Les certificats médicaux produits par l'appelante ne sont pas davantage de nature à établir un vol avec violence.
Le certificat médical du Docteur [Q], psychiatre, est daté du 13 février 2020 soit un an après les faits, et il ne décrit aucune blessure ou atteinte physique.
Le second certificat de ce même médecin est daté du 24 janvier 2022, soit 3 ans après le vol, et même s'il mentionne que Mme [S] « déclare avoir été victime d'une agression avec vol de sa voiture en février 2019 » (') et « semble toujours choquée », ce certificat n'établit pas non plus un acte d'agression ou de violence subi par l'assurée.
Ainsi, Mme [S] ne produit aucun élément de nature à établir la réalité d'un acte de violence sur sa personne ayant conduit au vol des clés de son véhicule, puis de son véhicule en février 2019.
Par conséquent, si la réalité du vol n'est pas contestée, la situation dans laquelle l'assurée s'est trouvée ne correspond pas à un événement couvert par le contrat d'assurance.

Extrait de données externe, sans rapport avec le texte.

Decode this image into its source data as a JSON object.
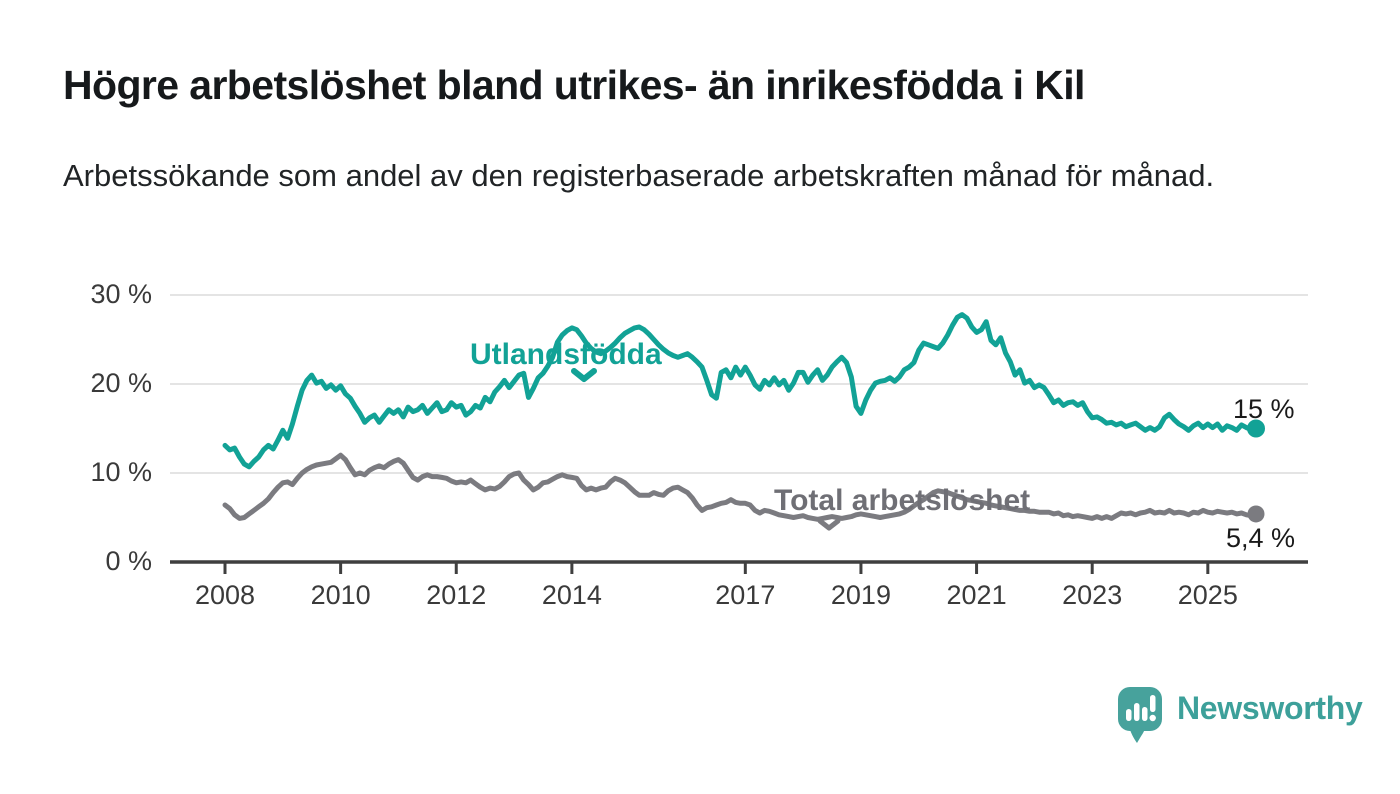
{
  "title": "Högre arbetslöshet bland utrikes- än inrikesfödda i Kil",
  "subtitle": "Arbetssökande som andel av den registerbaserade arbetskraften månad för månad.",
  "branding": {
    "logo_text": "Newsworthy",
    "logo_icon": "speech-bubble-bar-chart",
    "logo_color": "#47a29c",
    "logo_text_color": "#3da09a"
  },
  "colors": {
    "background": "#ffffff",
    "grid": "#dcdcdc",
    "axis": "#3f3f3f",
    "tick_text": "#3a3a3a",
    "title_text": "#16191b",
    "series_teal": "#12a296",
    "series_gray": "#7b7b80"
  },
  "chart_data": {
    "type": "line",
    "title": "Högre arbetslöshet bland utrikes- än inrikesfödda i Kil",
    "subtitle": "Arbetssökande som andel av den registerbaserade arbetskraften månad för månad.",
    "x_unit": "month",
    "x_start": "2008-01",
    "x_end": "2025-11",
    "ylim": [
      0,
      30
    ],
    "grid": "horizontal",
    "legend": "inline-annotations",
    "yticks": {
      "values": [
        0,
        10,
        20,
        30
      ],
      "labels": [
        "0 %",
        "10 %",
        "20 %",
        "30 %"
      ]
    },
    "xticks": {
      "values": [
        2008,
        2010,
        2012,
        2014,
        2017,
        2019,
        2021,
        2023,
        2025
      ],
      "labels": [
        "2008",
        "2010",
        "2012",
        "2014",
        "2017",
        "2019",
        "2021",
        "2023",
        "2025"
      ]
    },
    "series": [
      {
        "name": "Utlandsfödda",
        "color": "#12a296",
        "end_label": "15 %",
        "end_value": 15.0,
        "values": [
          13.1,
          12.6,
          12.8,
          11.8,
          11.0,
          10.7,
          11.3,
          11.8,
          12.6,
          13.1,
          12.7,
          13.7,
          14.8,
          13.9,
          15.5,
          17.5,
          19.3,
          20.4,
          21.0,
          20.1,
          20.3,
          19.5,
          19.9,
          19.3,
          19.8,
          18.9,
          18.4,
          17.5,
          16.7,
          15.7,
          16.2,
          16.5,
          15.7,
          16.4,
          17.1,
          16.7,
          17.1,
          16.3,
          17.4,
          16.9,
          17.1,
          17.6,
          16.7,
          17.3,
          17.9,
          16.9,
          17.1,
          17.9,
          17.4,
          17.6,
          16.5,
          16.9,
          17.6,
          17.3,
          18.5,
          18.0,
          19.1,
          19.7,
          20.4,
          19.6,
          20.3,
          21.0,
          21.2,
          18.5,
          19.5,
          20.7,
          21.2,
          22.0,
          23.0,
          24.7,
          25.5,
          26.0,
          26.3,
          26.1,
          25.4,
          24.6,
          24.0,
          23.6,
          23.4,
          23.7,
          24.1,
          24.6,
          25.2,
          25.7,
          26.0,
          26.3,
          26.4,
          26.1,
          25.6,
          25.0,
          24.4,
          23.9,
          23.5,
          23.2,
          23.0,
          23.2,
          23.4,
          23.0,
          22.5,
          21.9,
          20.4,
          18.8,
          18.4,
          21.3,
          21.6,
          20.7,
          21.9,
          21.0,
          21.9,
          21.0,
          19.9,
          19.4,
          20.4,
          19.9,
          20.7,
          19.9,
          20.4,
          19.3,
          20.1,
          21.3,
          21.3,
          20.2,
          21.0,
          21.6,
          20.4,
          21.0,
          21.9,
          22.5,
          23.0,
          22.4,
          20.8,
          17.5,
          16.7,
          18.2,
          19.3,
          20.1,
          20.3,
          20.4,
          20.7,
          20.3,
          20.8,
          21.6,
          21.9,
          22.4,
          23.8,
          24.6,
          24.4,
          24.2,
          24.0,
          24.6,
          25.5,
          26.6,
          27.5,
          27.8,
          27.4,
          26.4,
          25.8,
          26.1,
          27.0,
          24.9,
          24.4,
          25.2,
          23.5,
          22.5,
          21.0,
          21.6,
          20.1,
          20.4,
          19.6,
          19.9,
          19.6,
          18.8,
          17.9,
          18.2,
          17.6,
          17.9,
          18.0,
          17.6,
          17.9,
          16.9,
          16.2,
          16.3,
          16.0,
          15.6,
          15.7,
          15.4,
          15.6,
          15.2,
          15.4,
          15.6,
          15.2,
          14.8,
          15.1,
          14.8,
          15.2,
          16.2,
          16.6,
          16.0,
          15.5,
          15.2,
          14.8,
          15.3,
          15.6,
          15.1,
          15.5,
          15.1,
          15.5,
          14.8,
          15.3,
          15.1,
          14.8,
          15.4,
          15.1,
          14.9,
          15.0
        ]
      },
      {
        "name": "Total arbetslöshet",
        "color": "#7b7b80",
        "end_label": "5,4 %",
        "end_value": 5.4,
        "values": [
          6.4,
          6.0,
          5.3,
          4.9,
          5.0,
          5.4,
          5.8,
          6.2,
          6.6,
          7.1,
          7.8,
          8.4,
          8.9,
          9.0,
          8.7,
          9.4,
          10.0,
          10.4,
          10.7,
          10.9,
          11.0,
          11.1,
          11.2,
          11.6,
          12.0,
          11.5,
          10.6,
          9.8,
          10.0,
          9.8,
          10.3,
          10.6,
          10.8,
          10.6,
          11.0,
          11.3,
          11.5,
          11.1,
          10.3,
          9.5,
          9.2,
          9.6,
          9.8,
          9.6,
          9.6,
          9.5,
          9.4,
          9.1,
          8.9,
          9.0,
          8.9,
          9.2,
          8.8,
          8.4,
          8.1,
          8.3,
          8.2,
          8.5,
          9.0,
          9.6,
          9.9,
          10.0,
          9.2,
          8.7,
          8.1,
          8.4,
          8.9,
          9.0,
          9.3,
          9.6,
          9.8,
          9.6,
          9.5,
          9.4,
          8.6,
          8.1,
          8.3,
          8.1,
          8.3,
          8.4,
          9.0,
          9.4,
          9.2,
          8.9,
          8.4,
          7.9,
          7.5,
          7.5,
          7.5,
          7.8,
          7.6,
          7.5,
          8.0,
          8.3,
          8.4,
          8.1,
          7.8,
          7.2,
          6.4,
          5.8,
          6.1,
          6.2,
          6.4,
          6.6,
          6.7,
          7.0,
          6.7,
          6.6,
          6.6,
          6.4,
          5.8,
          5.5,
          5.8,
          5.7,
          5.5,
          5.3,
          5.2,
          5.1,
          5.0,
          5.1,
          5.2,
          5.0,
          4.9,
          4.8,
          4.9,
          5.0,
          5.1,
          5.0,
          4.9,
          5.0,
          5.1,
          5.3,
          5.4,
          5.3,
          5.2,
          5.1,
          5.0,
          5.1,
          5.2,
          5.3,
          5.4,
          5.6,
          5.9,
          6.3,
          6.7,
          7.0,
          7.4,
          7.8,
          8.0,
          7.9,
          7.8,
          7.6,
          7.4,
          7.2,
          7.0,
          6.9,
          6.8,
          6.7,
          6.6,
          6.4,
          6.3,
          6.2,
          6.1,
          6.0,
          5.9,
          5.8,
          5.8,
          5.7,
          5.7,
          5.6,
          5.6,
          5.6,
          5.4,
          5.5,
          5.2,
          5.3,
          5.1,
          5.2,
          5.1,
          5.0,
          4.9,
          5.1,
          4.9,
          5.1,
          4.9,
          5.2,
          5.5,
          5.4,
          5.5,
          5.3,
          5.5,
          5.6,
          5.8,
          5.5,
          5.6,
          5.5,
          5.8,
          5.5,
          5.6,
          5.5,
          5.3,
          5.6,
          5.5,
          5.8,
          5.6,
          5.5,
          5.7,
          5.6,
          5.5,
          5.6,
          5.4,
          5.5,
          5.3,
          5.2,
          5.4
        ]
      }
    ]
  }
}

Les conditions d'application de la garantie vol n'étant pas réunies, la demande de prise en charge du sinistre sera rejetée et le jugement confirmé.
S'agissant des frais de gardiennage, Mme [S] réclame une somme de 10.579,75 € au titre des frais de gardiennage pour la période du 10 février 2019 au 5 mars 2020, mais elle ne développe aucun moyen à l'appui de ses prétentions.
En toute hypothèse, la garantie vol n'étant pas mobilisable et les conditions particulières de la police ne faisant aucune mention de l'existence d'une garantie spécifique contractée à ce titre, cette demande sera rejetée et le jugement confirmé.
Sur les demandes annexes :
Le sens du présent arrêt et l'équité conduisent à confirmer le jugement déféré sur ses dispositions relatives aux dépens et à condamner Mme [S], aux entiers dépens d'appel et de laisser à chaque partie la charge de ses frais irrépétibles.